The second invention (E-316-2003) describes methods of inhibiting viral infection, such as HIV-1, by administering a fusion protein comprising a small size, single chain Fv (scFv) antibody-binding domain joined to an Fc region by a long flexible linker. In particular, scFv M6 or M9, and their complex with two-domain soluble CD4 are joined to Fc by a long flexible linker to provide a new agent for the inhibition of HIV infection or immunotherapy of HIV-infected individuals. The Fc region provides stability, long half-life, and biological effector functions. The scFv-Fc fragment provides antigen recognition and neutralizing activity. The small size of the scFv-Fc fusion molecule provides easy access to conserved viral epitopes exposed before or during viral entry. In addition, these fusion molecules exhibit neutralization activity that is higher than that of whole IgGs, and comparable to or better than that of scFv.

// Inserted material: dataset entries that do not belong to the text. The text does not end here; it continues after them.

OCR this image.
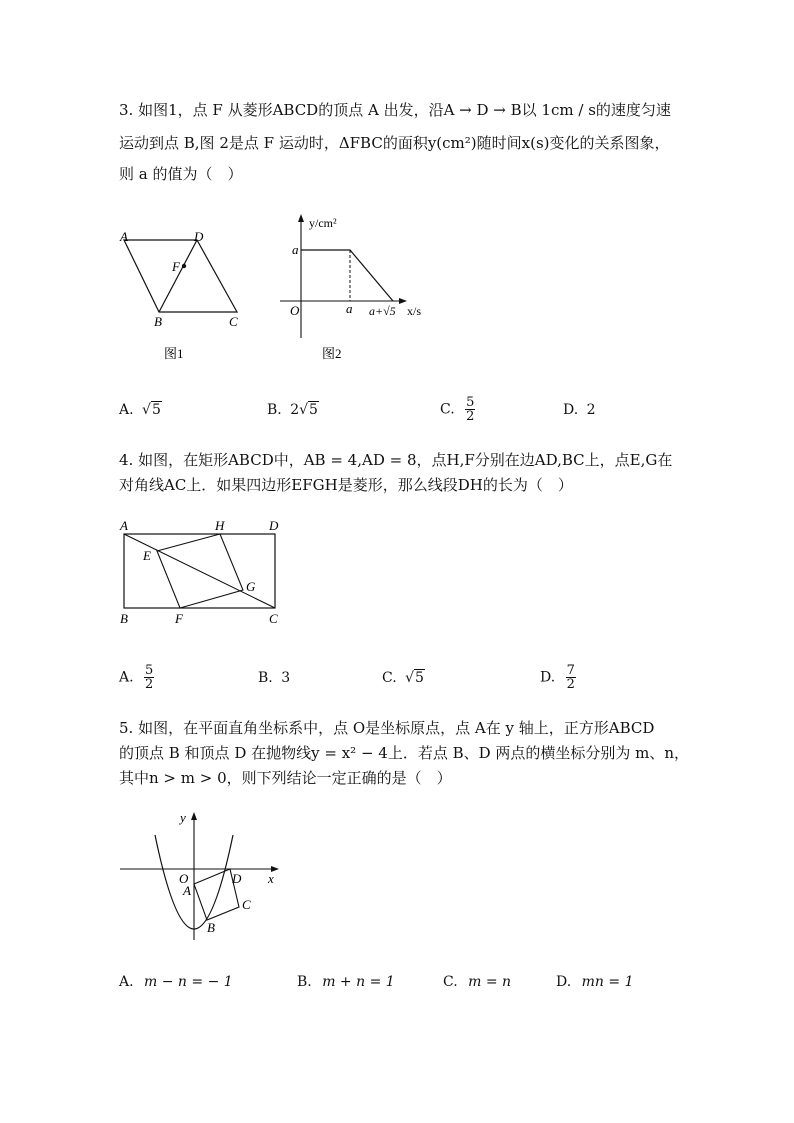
3. 如图1，点 F 从菱形ABCD的顶点 A 出发，沿A → D → B以 1cm / s的速度匀速
运动到点 B,图 2是点 F 运动时，ΔFBC的面积y(cm²)随时间x(s)变化的关系图象，
则 a 的值为（　）
A	D
F
B	C
图1
y/cm²
a
O	a a+√5 x/s
图2
A. √5	B. 2√5	C. $\frac{5}{2}$	D. 2
4. 如图，在矩形ABCD中，AB = 4,AD = 8，点H,F分别在边AD,BC上，点E,G在
对角线AC上．如果四边形EFGH是菱形，那么线段DH的长为（　）
A	H	D
E
G
B	F	C
A. $\frac{5}{2}$	B. 3	C. √5	D. $\frac{7}{2}$
5. 如图，在平面直角坐标系中，点 O是坐标原点，点 A在 y 轴上，正方形ABCD
的顶点 B 和顶点 D 在抛物线y = x² − 4上．若点 B、D 两点的横坐标分别为 m、n，
其中n > m > 0，则下列结论一定正确的是（　）
y
O	D x
A
C
B
A. m − n = − 1	B. m + n = 1	C. m = n	D. mn = 1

Thus, this invention may offer a novel approach to treat and prevent HIV-1 infection and/or AIDS, is related to invention E-144-2002/1, and may strengthen the company's portfolio of technologies being developed.

The prospective co-exclusive license will be royalty bearing and will comply with the terms and conditions of 35 U.S.C. 209 and 37 CFR 404.7. The prospective co-exclusive license may be granted unless, within 60 days from the date of this published Notice, NIH receives written evidence and argument that establishes that the grant of the license would not be consistent with the requirements of 35 U.S.C. 209 and 37 CFR 404.7.

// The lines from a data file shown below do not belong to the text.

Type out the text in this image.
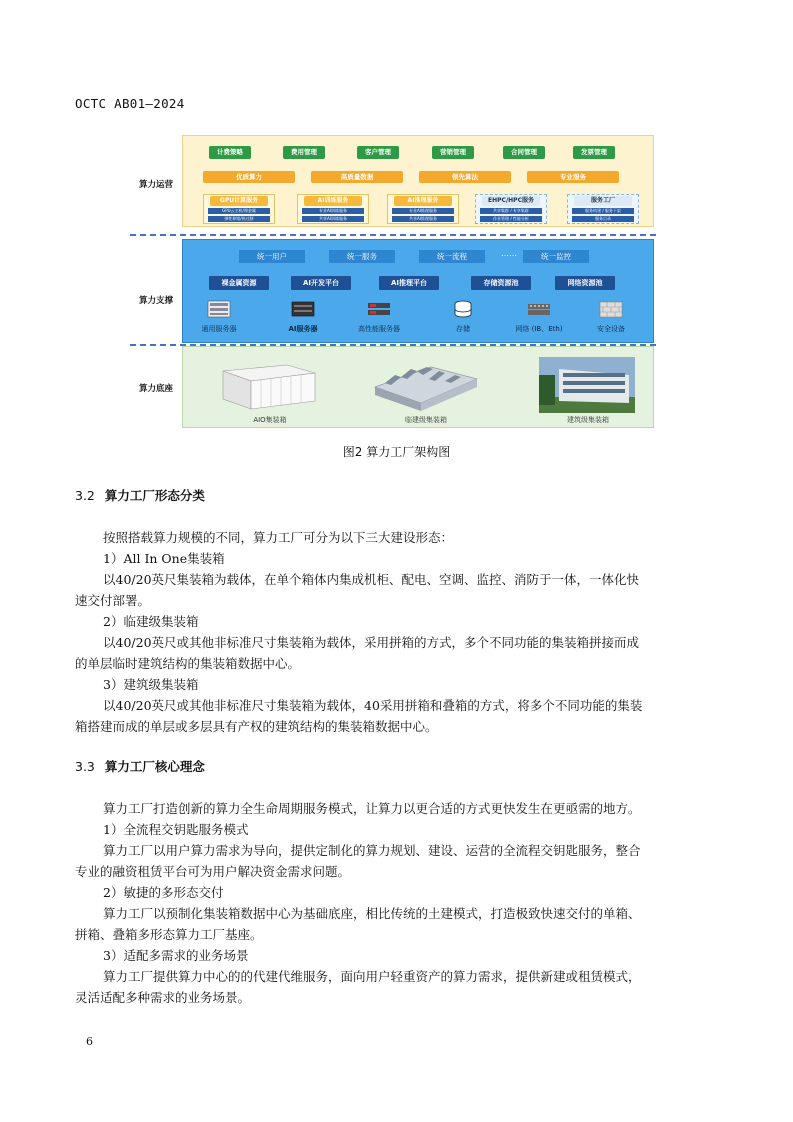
OCTC AB01—2024
算力运营
算力支撑
算力底座
计费策略	费用管理	客户管理	营销管理	合同管理	发票管理
优质算力	高质量数据	领先算法	专业服务
GPU计算服务
GPU云主机/裸金属
弹性伸缩/热迁移
AI训练服务
专业AI训练服务
共享AI训练服务
AI推理服务
专业AI推理服务
共享AI推理服务
EHPC/HPC服务
共享集群 / 专享集群
作业管理 / 性能分析
服务工厂
服务构建 / 服务下架
服务目录
统一用户	统一服务	统一流程	……	统一监控
裸金属资源	AI开发平台	AI推理平台	存储资源池	网络资源池
通用服务器	AI服务器	高性能服务器	存储	网络 (IB、Eth)	安全设备
AIO集装箱	临建级集装箱	建筑级集装箱
图2 算力工厂架构图
3.2 算力工厂形态分类
按照搭载算力规模的不同，算力工厂可分为以下三大建设形态：
1）All In One集装箱
以40/20英尺集装箱为载体，在单个箱体内集成机柜、配电、空调、监控、消防于一体，一体化快
速交付部署。
2）临建级集装箱
以40/20英尺或其他非标准尺寸集装箱为载体，采用拼箱的方式，多个不同功能的集装箱拼接而成
的单层临时建筑结构的集装箱数据中心。
3）建筑级集装箱
以40/20英尺或其他非标准尺寸集装箱为载体，40采用拼箱和叠箱的方式，将多个不同功能的集装
箱搭建而成的单层或多层具有产权的建筑结构的集装箱数据中心。
3.3 算力工厂核心理念
算力工厂打造创新的算力全生命周期服务模式，让算力以更合适的方式更快发生在更亟需的地方。
1）全流程交钥匙服务模式
算力工厂以用户算力需求为导向，提供定制化的算力规划、建设、运营的全流程交钥匙服务，整合
专业的融资租赁平台可为用户解决资金需求问题。
2）敏捷的多形态交付
算力工厂以预制化集装箱数据中心为基础底座，相比传统的土建模式，打造极致快速交付的单箱、
拼箱、叠箱多形态算力工厂基座。
3）适配多需求的业务场景
算力工厂提供算力中心的的代建代维服务，面向用户轻重资产的算力需求，提供新建或租赁模式，
灵活适配多种需求的业务场景。
6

The field of use may be limited to the development of human monoclonal antibodies for use as a therapeutic or preventative in HIV infection either alone or in combination with other compounds.

Properly filed competing applications for a license filed in response to this notice will be treated as objections to the contemplated license. Comments and objections submitted in response to this notice will not be made available for public inspection, and, to the extent permitted by law, will not be released under the Freedom of Information Act, 5 U.S.C. 552.